Mardi matin, Novartis a indiqué qu'il renonçait à lancer une offre publique d'achat (OPA) sur l'entreprise de biotechnologie bernoise. Le jeu n'en vaut pas la chandelle, écrit en substance le groupe bâlois. Il avait pourtant manifesté son intérêt en décembre après le lancement d'une OPA sur cette même Berna Biotech par Crucell.

Dans la foulée de l'annonce, l'action du fabricant de vaccins suisse a chuté de plus de 7%. Celle de Serono a en revanche bondi de plus de 5%. La Bourse croit que la décision de Novartis, dont l'action a reculé, renforce son intention de s'emparer de la biotech genevoise. En novembre, Ernesto Bertarelli, le patron de cette dernière, annonçait réfléchir à une cession de la société, valorisée plus de 10 milliards de francs, qu'il contrôle.

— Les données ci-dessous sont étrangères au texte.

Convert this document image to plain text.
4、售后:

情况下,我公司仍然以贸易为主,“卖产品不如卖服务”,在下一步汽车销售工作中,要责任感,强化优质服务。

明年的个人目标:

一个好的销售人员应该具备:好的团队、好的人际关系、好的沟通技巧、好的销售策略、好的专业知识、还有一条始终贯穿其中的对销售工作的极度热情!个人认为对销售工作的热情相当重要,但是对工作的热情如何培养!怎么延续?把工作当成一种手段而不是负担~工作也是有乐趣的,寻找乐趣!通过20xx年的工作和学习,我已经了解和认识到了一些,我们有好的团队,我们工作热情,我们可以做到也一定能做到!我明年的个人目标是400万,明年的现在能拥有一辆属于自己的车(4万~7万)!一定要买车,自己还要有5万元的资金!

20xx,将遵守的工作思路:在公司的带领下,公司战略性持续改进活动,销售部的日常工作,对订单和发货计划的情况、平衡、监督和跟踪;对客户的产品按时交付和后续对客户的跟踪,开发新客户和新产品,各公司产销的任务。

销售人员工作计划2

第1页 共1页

Un peu plus tard dans la journée, les actionnaires de Crucell ont approuvé l'OPA sur Berna Biotech. Réunis en assemblée générale, ils ont décidé qu'en cas de succès, Crucell émettrait jusqu'à 18 millions d'actions. «Les actionnaires de Crucell et de Berna détiendraient alors respectivement 73% et 27% de la nouvelle Crucell», précise le communiqué de la société néerlandaise.

La direction de Berna Biotech, qui a déjà accordé son soutien à Crucell, s'est empressée de rappeler tout le bien qu'elle pense de l'opération qui propose plus de 15 francs par titre. L'action a terminé la séance de mardi à 14,35 francs.

Cet après-midi, les actionnaires de la société suisse devraient accepter de modifier certains points réglementaires permettant à l'OPA de se faire. Si l'offre, qui court jusqu'au 20 janvier, aboutit, on assistera un peu à la grenouille qui mange le bœuf. Crucell réalise un chiffre d'affaires six fois plus petit que celui de Berna, plus de 200 millions. On peut enfin noter que les deux sociétés perdent de l'argent.